Notable mentions are the isFetchOngoing ref and the timeoutHandler. The isFetchOngoing ref stores a boolean value to indicate whether there's already a stream currently being consumed. If it's the case, it prevents duplicate requests being sent that will then read independent streams and mess up the UI rendering. The timeoutHandler stores a reference to the setTimeout function we call (since we end up polling the server every 100 seconds) that allows us to clear the timeout event in cases where out component unmounts and setTimeout was already fired.

app/page.tsx

"use client";

import { useEffect } from "react";

export default function Home() {
  // open 20 tabs instantaneously to see whether the server will handle all streams.
  // You will need to 'allow all popups' in your browser to see this in effect.
  useEffect(() => {
    let tabs = 20;
    while (tabs) {
      window.open("/logs", "_blank");
      tabs--;
    }
  }, []);

  return (
    <h2 className="p-10 m-10 w-full flex flex-row- items-center justify-center">
      Nothing&apos;s happening? Make sure to enable popups in your browser!
    </h2>
  );
}

This is the page that is now rendered on the '/' (or index) route. We open 20 tabs concurrently each having its own established stream (the previous code snippet that handles streaming of data from the backend) to see how the server behaves under this pressure.
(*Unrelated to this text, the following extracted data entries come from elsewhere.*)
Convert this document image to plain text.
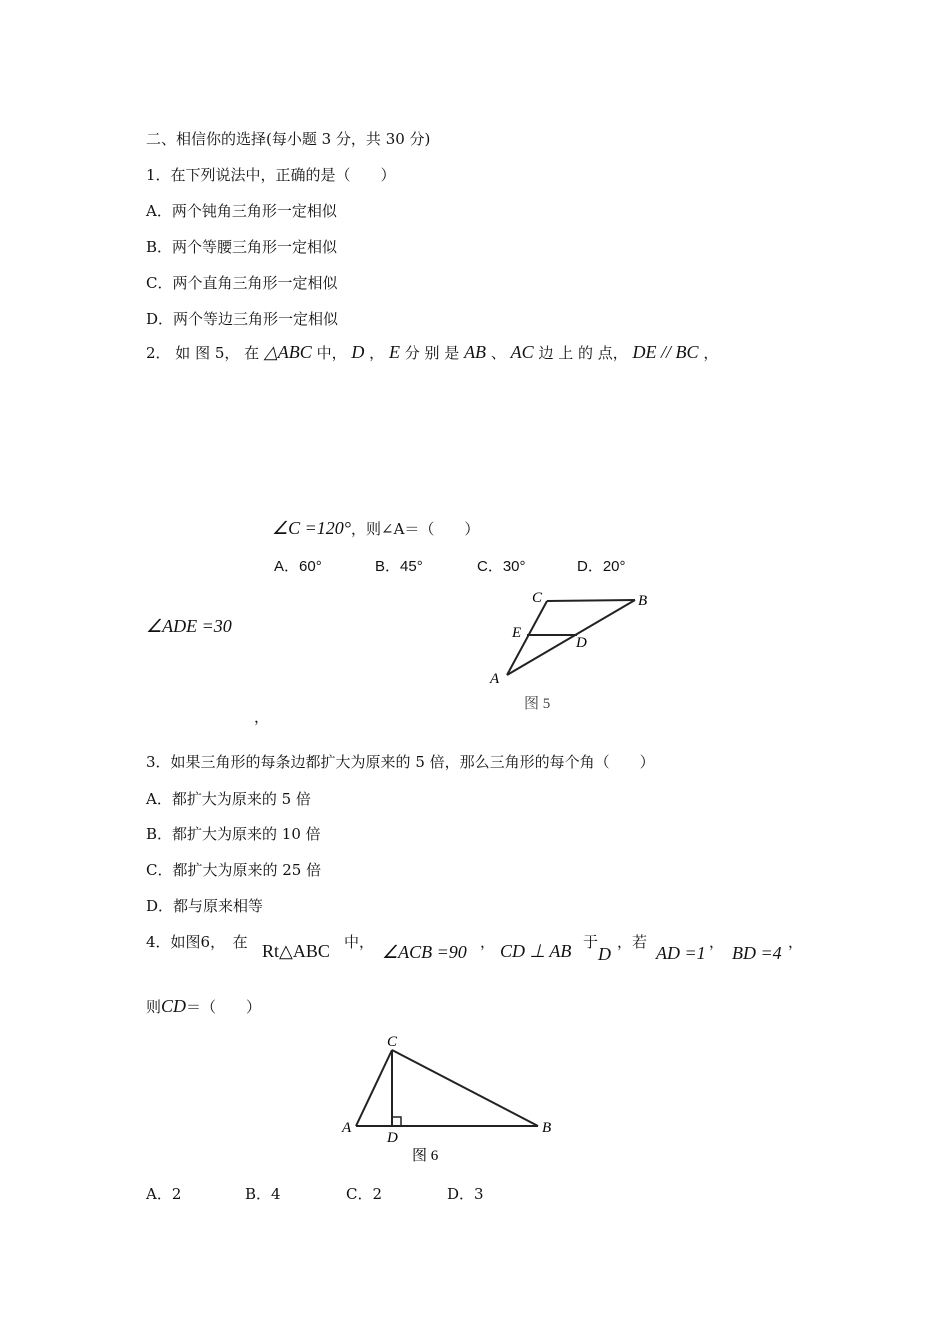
二、相信你的选择(每小题 3 分，共 30 分)
1．在下列说法中，正确的是（　　）
A．两个钝角三角形一定相似
B．两个等腰三角形一定相似
C．两个直角三角形一定相似
D．两个等边三角形一定相似
2． 如 图 5， 在 △ABC 中， D ， E 分 别 是 AB 、 AC 边 上 的 点， DE // BC ，
∠C =120°，则∠A＝（　　）
A．60°	B．45°	C．30°	D．20°
∠ADE =30
，
C	B
E
D
A
图 5
3．如果三角形的每条边都扩大为原来的 5 倍，那么三角形的每个角（　　）
A．都扩大为原来的 5 倍
B．都扩大为原来的 10 倍
C．都扩大为原来的 25 倍
D．都与原来相等
4．如图6，　在 Rt△ABC 中， ∠ACB =90 ， CD ⊥ AB 于
D
，若
AD =1
，
BD =4
，
则CD＝（　　）
C
A
D
B
图 6
A．2	B．4	C．2	D．3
The server does just fine, streaming all 6000+ lines back to all 20 clients (as represented by the tabs).

Conclusion

The Web Streams API opens up new possibilities for handling large volumes of data efficiently. By streaming data on-demand instead of loading it all into memory, you can provide responsive experiences to your users without sacrificing server performance. Whether you're dealing with log files, real-time analytics, or media streaming, incorporating the Web Streams API can greatly enhance your application's capabilities.

In this blog post, we've explored the basics of the Web Streams API, provided practical examples and code snippets, and highlighted its significance in today's data-driven world. Now it's time for you to dive in, experiment with streaming data, and unlock new possibilities for your web applications.

Remember, efficient data handling is the backbone of modern web applications. Embrace the power of streaming data, and unlock a whole new level of performance and user experience!